Why did you stop putting the handle holes in the sides of the box, They were great, Just hold the box and run the tape onto the seam, I got a couple of new boxes, No Handle holes, Why


----------



## Bazooka-Joe (Dec 31, 2010)

those buggers hurt caz


----------



## moore (Dec 2, 2010)

Didn't notice till today...The 325 still has the handle,,but the 450 does not...

Never used the handle myself..Always rolled the no-coat out on the floor ..cut an inch or two too long .Then trim off after putting up.
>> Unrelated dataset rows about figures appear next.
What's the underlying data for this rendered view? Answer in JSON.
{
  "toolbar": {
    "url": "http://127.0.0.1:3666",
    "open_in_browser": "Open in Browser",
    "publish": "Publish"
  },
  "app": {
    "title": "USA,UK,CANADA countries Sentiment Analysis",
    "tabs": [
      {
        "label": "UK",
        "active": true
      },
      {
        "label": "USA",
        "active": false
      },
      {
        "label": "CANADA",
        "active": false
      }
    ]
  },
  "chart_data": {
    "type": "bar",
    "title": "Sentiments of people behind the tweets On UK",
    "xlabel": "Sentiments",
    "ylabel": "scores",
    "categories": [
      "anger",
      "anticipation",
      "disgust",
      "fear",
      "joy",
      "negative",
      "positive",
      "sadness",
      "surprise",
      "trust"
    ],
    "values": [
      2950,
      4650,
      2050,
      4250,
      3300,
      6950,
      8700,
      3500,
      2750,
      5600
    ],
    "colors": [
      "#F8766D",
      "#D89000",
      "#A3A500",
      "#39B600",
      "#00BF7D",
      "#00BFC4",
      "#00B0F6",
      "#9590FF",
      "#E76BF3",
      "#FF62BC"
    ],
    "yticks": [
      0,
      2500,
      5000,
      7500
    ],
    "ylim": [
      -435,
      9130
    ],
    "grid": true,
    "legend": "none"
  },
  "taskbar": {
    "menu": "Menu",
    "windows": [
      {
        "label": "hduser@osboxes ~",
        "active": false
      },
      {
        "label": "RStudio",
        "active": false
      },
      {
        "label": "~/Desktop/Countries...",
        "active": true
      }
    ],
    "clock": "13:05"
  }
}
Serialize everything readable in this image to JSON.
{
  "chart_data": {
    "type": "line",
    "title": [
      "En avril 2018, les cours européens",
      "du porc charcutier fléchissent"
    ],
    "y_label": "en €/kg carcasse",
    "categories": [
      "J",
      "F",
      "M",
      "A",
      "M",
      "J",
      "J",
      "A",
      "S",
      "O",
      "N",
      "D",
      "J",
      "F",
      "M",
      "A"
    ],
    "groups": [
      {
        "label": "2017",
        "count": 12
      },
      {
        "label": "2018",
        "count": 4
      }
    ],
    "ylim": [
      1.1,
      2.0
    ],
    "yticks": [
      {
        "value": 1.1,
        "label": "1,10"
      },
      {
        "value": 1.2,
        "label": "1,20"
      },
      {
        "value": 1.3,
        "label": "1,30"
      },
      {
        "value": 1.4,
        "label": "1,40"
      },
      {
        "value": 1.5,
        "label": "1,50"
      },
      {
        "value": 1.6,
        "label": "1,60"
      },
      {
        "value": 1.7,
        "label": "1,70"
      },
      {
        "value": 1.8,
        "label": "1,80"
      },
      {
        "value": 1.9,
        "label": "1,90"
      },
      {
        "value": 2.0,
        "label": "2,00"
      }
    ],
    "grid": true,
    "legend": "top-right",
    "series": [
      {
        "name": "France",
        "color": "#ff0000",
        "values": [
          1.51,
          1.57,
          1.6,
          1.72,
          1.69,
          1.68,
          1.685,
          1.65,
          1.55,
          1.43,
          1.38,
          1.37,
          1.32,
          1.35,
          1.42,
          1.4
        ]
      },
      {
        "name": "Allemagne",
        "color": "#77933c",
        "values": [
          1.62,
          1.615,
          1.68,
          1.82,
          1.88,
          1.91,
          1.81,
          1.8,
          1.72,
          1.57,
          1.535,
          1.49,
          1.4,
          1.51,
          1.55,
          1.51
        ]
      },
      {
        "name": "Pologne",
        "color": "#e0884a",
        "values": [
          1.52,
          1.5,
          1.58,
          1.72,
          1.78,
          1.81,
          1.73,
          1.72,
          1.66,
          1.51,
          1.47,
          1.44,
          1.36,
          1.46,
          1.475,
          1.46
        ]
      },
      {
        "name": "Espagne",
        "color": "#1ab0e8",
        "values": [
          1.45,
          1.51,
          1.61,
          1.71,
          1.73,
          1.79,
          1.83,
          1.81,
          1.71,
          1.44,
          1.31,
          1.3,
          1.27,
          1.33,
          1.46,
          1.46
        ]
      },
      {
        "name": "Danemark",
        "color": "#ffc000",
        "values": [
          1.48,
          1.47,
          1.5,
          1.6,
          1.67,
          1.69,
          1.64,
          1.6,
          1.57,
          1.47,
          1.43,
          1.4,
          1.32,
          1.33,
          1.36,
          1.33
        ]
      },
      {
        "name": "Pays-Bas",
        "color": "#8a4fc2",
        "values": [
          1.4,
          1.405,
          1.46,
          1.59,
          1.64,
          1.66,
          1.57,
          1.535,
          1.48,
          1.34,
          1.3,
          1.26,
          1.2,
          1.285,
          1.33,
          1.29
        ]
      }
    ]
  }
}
stand ups I will measure off... [angles]

I don't care much to use no-coat as a bead...JMO


----------



## cazna (Mar 28, 2010)

I dont use it for bead, Although i had a crazy bead small area to do last week so no coated it, Internals, externals etc, It went well. 99% of the time its for internals, A long internal, CP tube flat mudhead both sides, All purpose mud, Box of no coat using the handles direct feed no cutting or pre creasing, Put it in, Wallpaper seam roller and wipe it out.........So easy.........Love it, But now you No Coat dudes have removed the handles, Well Screw you lot, Im going to cut my own so huh to you.


----------



## Bazooka-Joe (Dec 31, 2010)

moore said:


> Didn't notice till today...The 325 still has the handle,,but the 450 does not...
> 
> Never used the handle myself..Always rolled the no-coat out on the floor ..cut an inch or two too long .Then trim off after putting up.
> 
> ...


I prefer metal backing bead and no coat for dem messy angles


----------



## dieselman350 (Aug 21, 2012)

No-coat is ten times better than metal bead way tougher doesn't dent when someone hits the corner requires less mud but it does cost more


----------



## Bazooka-Joe (Dec 31, 2010)

dieselman350 said:


> No-coat is ten times better than metal bead way tougher doesn't dent when someone hits the corner requires less mud but it does cost more


paper with metal backing for me'


----------